The gate runs locally, in your teams workflow
The tooling is old and battle proven, the agent knows it well
Nothing broken reaches the branch
It lives in the repo, usable by everyone

Most of us already use pre-commit hooks. Usually one or two. A commit message linter for Conventional Commits, maybe a formatter. That is where it normally ends.

But here is the new thing: you can amass the tools, build a huge stack. In a human team, every check you add reduces your ROI. Now you can apply 50+ hooks and your agent (with autocompaction) will run 24/7 until they pass completely autonomously. Your code quality improves automatically, your ROI increases!

Know that you don't know the tooling

Some tools everyone knows. We are used to measuring coverage. We have seen Sonar reports on cyclomatic complexity and ignored them because of the refactoring effort it would take. But I was really surprised when I started digging into this, how broad the tooling really is.

I built a TypeScript scaffolding template for greenfield projects, and while working on it I stumbled across jscpd. Never heard of it before. (You might argue that as an IT architect I should have, and you are absolutely right). Now it is a central part of my pre-commit hook pipeline.

You are the "show me the code" person? Throw this TypeScript template on your agent and let it explain it to you. Or its .NET version a colleague of mine built.

For all others I have a concrete example.

Feeding pressure back into the agent

The second important part is how to build the rule.

When a check fails, the agent really wants to make it green. It might fix the code or weaken the rule, which means: raise a threshold, extend an ignore list, apply a #noqa comment. The bad news: Models are trained on data created by humans so weakening the rule looks as valid as fixing the issue. And one thing hasn't changed too: fixing the issue is almost always harder.

So a raw tool output is not enough. I suggest this best practice:

wrap the tool in a custom script
on error emit an instructive message
the message focuses on how to fix quantitatively and qualitatively

If the tool needs it, give it a very small bypass window and instruct the agent to document the reasoning and tag it as a bypass. This gives a reviewer the chance to see why the decision was made.

This is one of my hooks, type coverage at 100 percent.
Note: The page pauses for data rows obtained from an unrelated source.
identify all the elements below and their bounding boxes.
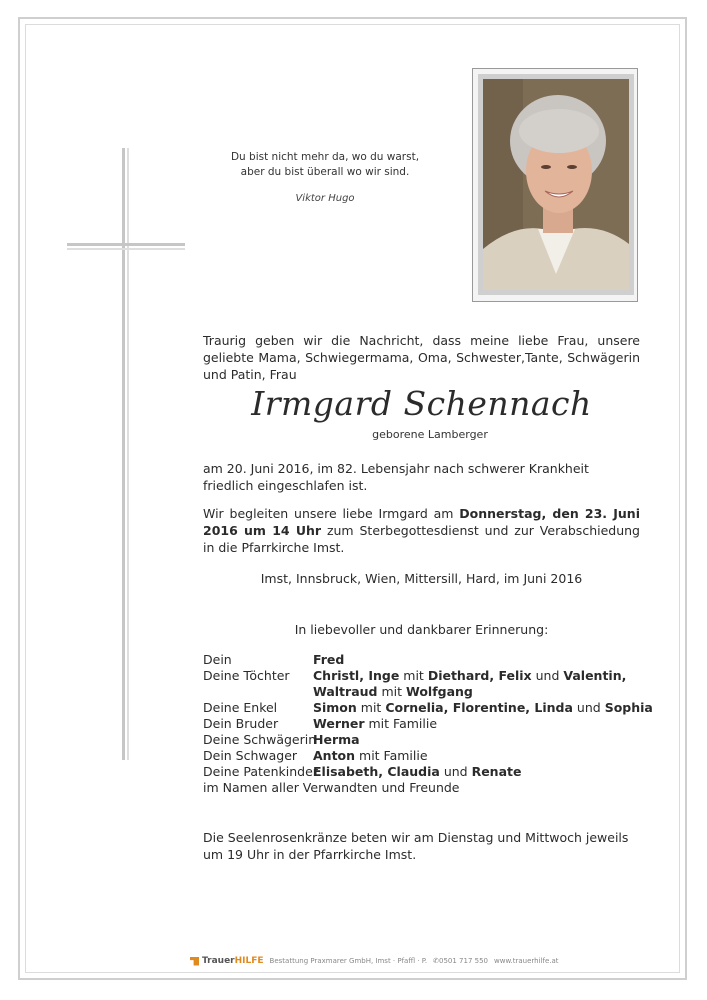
footer <box>190 954 610 968</box>
rosary-text: Die Seelenrosenkränze beten wir am Dienstag und Mittwoch jeweils um 19 Uhr in der Pfarrkirche Imst. <box>203 830 629 862</box>
trauerhilfe-logo-icon <box>190 957 199 966</box>
mourners-closing: im Namen aller Verwandten und Freunde <box>203 780 460 795</box>
footer-company: Bestattung Praxmarer GmbH, Imst · Pfaffl · P. <box>269 957 428 965</box>
funeral-text: Wir begleiten unsere liebe Irmgard am Donnerstag, den 23. Juni 2016 um 14 Uhr zum Sterbegottesdienst und zur Verabschiedung in die Pfarrkirche Imst. <box>203 506 640 555</box>
list-item: Waltraud mit Wolfgang <box>313 684 473 699</box>
quote-line-1: Du bist nicht mehr da, wo du warst, <box>230 151 420 163</box>
footer-phone: ✆0501 717 550 <box>433 957 489 965</box>
footer-url[interactable]: www.trauerhilfe.at <box>494 957 559 965</box>
list-item: Dein Schwager Anton mit Familie <box>203 748 428 763</box>
list-item: Deine Schwägerin Herma <box>203 732 360 747</box>
memory-line: In liebevoller und dankbarer Erinnerung: <box>294 622 549 637</box>
list-item: Dein Bruder Werner mit Familie <box>203 716 438 731</box>
deceased-name: Irmgard Schennach <box>251 384 592 423</box>
list-item: Deine Töchter Christl, Inge mit Diethard, Felix und Valentin, <box>203 668 627 683</box>
funeral-date: Donnerstag, den 23. Juni 2016 um 14 Uhr <box>203 506 640 538</box>
list-item: Dein Fred <box>203 652 345 667</box>
quote <box>210 150 440 180</box>
mourners-list <box>203 652 653 796</box>
places-date: Imst, Innsbruck, Wien, Mittersill, Hard, im Juni 2016 <box>260 571 583 586</box>
intro-text: Traurig geben wir die Nachricht, dass meine liebe Frau, unsere geliebte Mama, Schwiegermama, Oma, Schwester,Tante, Schwägerin und Patin, Frau <box>203 333 640 382</box>
portrait-photo <box>483 79 629 290</box>
quote-author: Viktor Hugo <box>295 193 355 204</box>
footer-brand-1: Trauer <box>202 956 235 966</box>
maiden-name: geborene Lamberger <box>372 428 488 441</box>
list-item: Deine Enkel Simon mit Cornelia, Florentine, Linda und Sophia <box>203 700 653 715</box>
footer-brand-2: HILFE <box>234 956 264 966</box>
list-item: Deine Patenkinder Elisabeth, Claudia und Renate <box>203 764 522 779</box>
death-text: am 20. Juni 2016, im 82. Lebensjahr nach schwerer Krankheit friedlich eingeschlafen ist. <box>203 461 589 493</box>
quote-line-2: aber du bist überall wo wir sind. <box>240 166 410 178</box>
if ! bunx type-coverage --strict --detail --at-least 100 2>&1; then
  echo ""
  echo "✗ Type coverage is below 100%."
  echo ""
  echo "  THE ONLY CORRECT FIX IS TO PROPERLY TYPE THE REPORTED EXPRESSION."
  echo ""
  echo "  This means: define an interface or type for the data, annotate the"
  echo "  variable, narrow with a type guard — whatever it takes. Even if it"
  echo "  is a lot of work, that work is always the right answer."
  echo ""
  echo "  Suppression (type-coverage:ignore-next-line / ignore-file) and blind"
  echo "  casts (as SomeType) are introducing technical debt and are only"
  echo "  permitted when it is 100% certain that no proper typing is possible"
  echo "  (e.g. a 3rd-party API with no published schema and no way to infer"
  echo "  one from the code). If you reach for suppression before exhausting"
  echo "  proper typing options, you are doing it wrong."
  echo ""
  echo "  When suppression truly cannot be avoided, add a BYPASS-JUSTIFICATION"
  echo "  comment on the line above explaining exactly why proper typing is"
  echo "  impossible — not just inconvenient."
  exit 1
fi

The wording is not cosmetic. An earlier version of this message gave the bypass the same weight as the fix, token wise and from the wording. On a large codebase the model took the cheap path and bypassed everywhere. It even put real effort into the justifications. I changed the message to the one you see here, and this version flipped the result from escaping to fixing.

This is the craft now: The tool creates the deterministic gate, pass or fail. The error message gives the model the instruction on how to react to it properly instead of randomly. You need both, and the tooling and the error message is where the work is.